Он быстро прошел мимо нескольких сиделок, еле кивая им, как полагается (или, как он думал, что полагается) блестящему молодому хирургу, спешащему на операцию. Он был так поглощен старанием походить на блестящего молодого хирурга, что совсем заблудился и попал в крыло, отведенное под платные палаты. Он опаздывал. Было некогда соблюдать и дальше внушительность. Как все мужчины, Мартин терпеть не мог признаваться в своем невежестве, спрашивая дорогу; нехотя остановился он у дверей палаты, где сиделка-практикантка мыла пол.
Практикантка была невысокая и тоненькая, и на нее было напялено платье из грубой синей саржи, громадный белый фартук и чепец, врезавшийся в лоб круглой резинкой, — мундир, столь же неприглядный, как и ее ведро с мыльной водой. Она вскинула на Мартина глаза с живою дерзостью белки.
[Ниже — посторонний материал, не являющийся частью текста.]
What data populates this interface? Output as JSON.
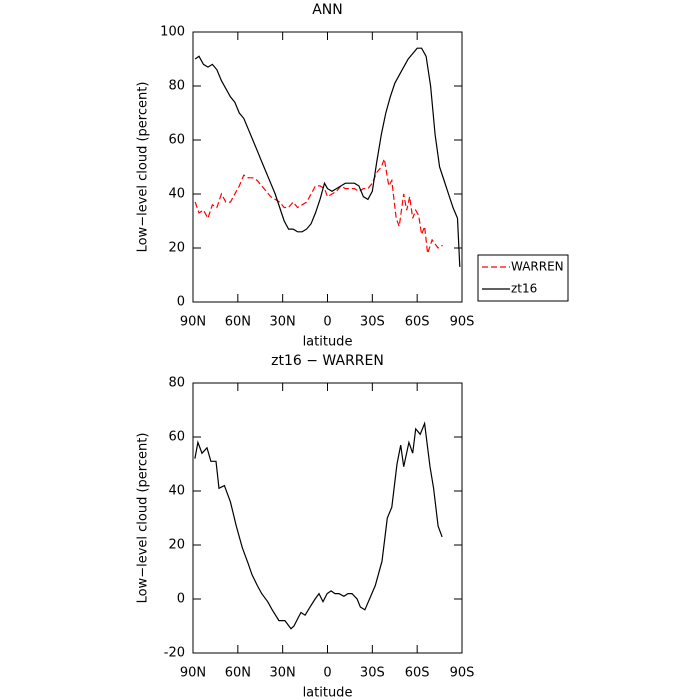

— Сестрица, — сказал Мартин, — мне нужно в палату «Д».
Девушка протянула лениво:
— Нужно?
— Да. Если разрешите прервать вашу работу…
— Ничего, прерывайте. Проклятая старшая сестра поставила меня скрести пол (а нам вовсе не полагается мыть полы), потому что поймала меня с папиросой. Она — старая карга. Если она увидит младенца, вроде вас, разгуливающего здесь без дела, она возьмет вас за ухо и выведет вон.
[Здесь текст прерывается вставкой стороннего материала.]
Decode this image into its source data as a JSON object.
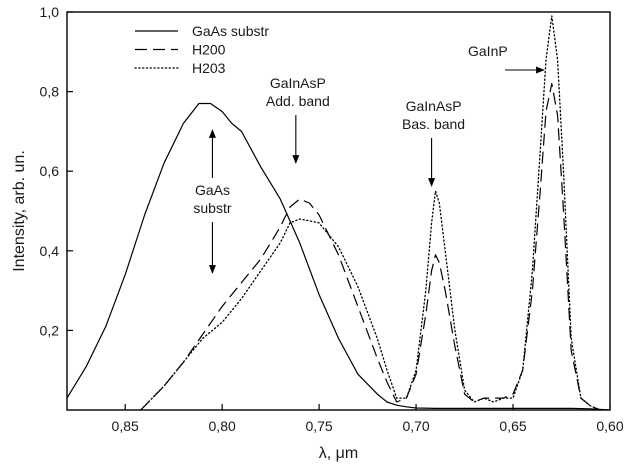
{
  "chart_data": {
    "type": "line",
    "xlabel": "λ, μm",
    "ylabel": "Intensity, arb. un.",
    "xlim": [
      0.88,
      0.6
    ],
    "ylim": [
      0.0,
      1.0
    ],
    "x_reversed": true,
    "x_ticks": [
      0.85,
      0.8,
      0.75,
      0.7,
      0.65,
      0.6
    ],
    "x_tick_labels": [
      "0,85",
      "0,80",
      "0,75",
      "0,70",
      "0,65",
      "0,60"
    ],
    "y_ticks": [
      0.2,
      0.4,
      0.6,
      0.8,
      1.0
    ],
    "y_tick_labels": [
      "0,2",
      "0,4",
      "0,6",
      "0,8",
      "1,0"
    ],
    "grid": false,
    "legend_position": "top-left",
    "series": [
      {
        "name": "GaAs substr",
        "style": "solid",
        "color": "#000000",
        "x": [
          0.88,
          0.87,
          0.86,
          0.85,
          0.84,
          0.83,
          0.82,
          0.812,
          0.806,
          0.8,
          0.795,
          0.79,
          0.78,
          0.77,
          0.76,
          0.75,
          0.74,
          0.73,
          0.72,
          0.715,
          0.71,
          0.705,
          0.7,
          0.69,
          0.68,
          0.67,
          0.66,
          0.65,
          0.64,
          0.63,
          0.62,
          0.61,
          0.6
        ],
        "y": [
          0.03,
          0.11,
          0.21,
          0.34,
          0.49,
          0.62,
          0.72,
          0.77,
          0.77,
          0.75,
          0.72,
          0.7,
          0.61,
          0.53,
          0.42,
          0.29,
          0.18,
          0.09,
          0.04,
          0.02,
          0.012,
          0.008,
          0.005,
          0.004,
          0.004,
          0.004,
          0.004,
          0.004,
          0.004,
          0.004,
          0.004,
          0.003,
          0.0
        ]
      },
      {
        "name": "H200",
        "style": "dashed",
        "color": "#000000",
        "x": [
          0.842,
          0.83,
          0.82,
          0.81,
          0.8,
          0.79,
          0.78,
          0.77,
          0.765,
          0.76,
          0.755,
          0.75,
          0.74,
          0.73,
          0.72,
          0.715,
          0.71,
          0.705,
          0.7,
          0.695,
          0.692,
          0.69,
          0.688,
          0.685,
          0.68,
          0.675,
          0.67,
          0.665,
          0.66,
          0.655,
          0.65,
          0.645,
          0.64,
          0.636,
          0.633,
          0.63,
          0.627,
          0.624,
          0.62,
          0.615,
          0.61,
          0.605
        ],
        "y": [
          0.0,
          0.06,
          0.12,
          0.19,
          0.26,
          0.32,
          0.38,
          0.46,
          0.51,
          0.53,
          0.52,
          0.49,
          0.39,
          0.26,
          0.13,
          0.07,
          0.02,
          0.03,
          0.09,
          0.24,
          0.35,
          0.39,
          0.37,
          0.3,
          0.16,
          0.04,
          0.02,
          0.03,
          0.03,
          0.03,
          0.04,
          0.1,
          0.3,
          0.55,
          0.75,
          0.82,
          0.74,
          0.5,
          0.15,
          0.03,
          0.01,
          0.0
        ]
      },
      {
        "name": "H203",
        "style": "dotted",
        "color": "#000000",
        "x": [
          0.842,
          0.83,
          0.82,
          0.81,
          0.8,
          0.79,
          0.78,
          0.77,
          0.765,
          0.76,
          0.75,
          0.74,
          0.73,
          0.72,
          0.715,
          0.71,
          0.705,
          0.7,
          0.695,
          0.692,
          0.69,
          0.688,
          0.685,
          0.68,
          0.675,
          0.67,
          0.665,
          0.66,
          0.655,
          0.65,
          0.645,
          0.64,
          0.636,
          0.633,
          0.63,
          0.627,
          0.624,
          0.62,
          0.615,
          0.61,
          0.605
        ],
        "y": [
          0.0,
          0.06,
          0.12,
          0.18,
          0.22,
          0.28,
          0.35,
          0.42,
          0.47,
          0.48,
          0.47,
          0.41,
          0.31,
          0.18,
          0.1,
          0.03,
          0.03,
          0.1,
          0.3,
          0.47,
          0.55,
          0.52,
          0.4,
          0.2,
          0.05,
          0.02,
          0.03,
          0.02,
          0.03,
          0.03,
          0.1,
          0.35,
          0.65,
          0.88,
          0.99,
          0.88,
          0.6,
          0.18,
          0.03,
          0.01,
          0.0
        ]
      }
    ],
    "annotations": [
      {
        "lines": [
          "GaAs",
          "substr"
        ],
        "arrow": "up-down",
        "x": 0.805
      },
      {
        "lines": [
          "GaInAsP",
          "Add. band"
        ],
        "arrow": "down",
        "x": 0.762
      },
      {
        "lines": [
          "GaInAsP",
          "Bas. band"
        ],
        "arrow": "down",
        "x": 0.692
      },
      {
        "lines": [
          "GaInP"
        ],
        "arrow": "right",
        "x": 0.633
      }
    ]
  }
}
— Вам, любезная девица, быть может, интересно будет узнать…
— Ото! «Любезная девица, быть может»… Звучит совсем как у старого учителя в нашем городке.
Ее небрежная веселость, ее манера обращаться с ним так, точно они двое ребят на вокзале, показывающие друг другу язык, весьма не понравилась серьезному молодому ассистенту профессора Готлиба.
— Я доктор Эроусмит, — зарычал он, — и по моим сведениям, даже практиканток учат, что первый долг сиделки — встать, когда она говорит с врачом. Я хочу пройти в палату «Д» и получить, — да будет вам известно, — штамм одного очень опасного микроба, и если вы будете любезны указать мне…
— Ай-я-яй, опять проштрафилась! Видно, мне Не привыкнуть к военной дисциплине. Хорошо. Так и быть, встану. — Она выпрямилась. Каждое ее движение было стремительно-ровным, как бег кошки. — Пойдите назад, поверните направо, потом налево. Извините, если я вам надерзила. Но посмотрели бы вы на этих старых хрычей-докторов, которым сиделки обязаны угождать… По совести, доктор — если только вы, в самом деле, доктор…
— Не вижу надобности доказывать это вам, — взъярился Мартин и зашагал прочь.
Всю дорогу до палаты «Д» он кипел бешенством на скрытое издевательство девушки. Он — выдающийся ученый, не оскорбительно разве, что он вынужден сносить дерзости от практикантки — самой рядовой практикантки, худенькой и невоспитанной девчонки, очевидно из Западных штатов. Он повторял свое возражение: «Не вижу надобности доказывать это вам». Он гордился, что проявил такое высокомерие. Он рисовал себе, как расскажет об этом Маделине и добавит в заключение: «Я ей только сказал спокойно: „Уважаемая, не вам же я буду объяснять цель моего посещения“, — сказал, и она увяла».
21
Термином штамм в микробиологии пользуются для различения культур микробов или образцов вируса одного наименования, но различного происхождения.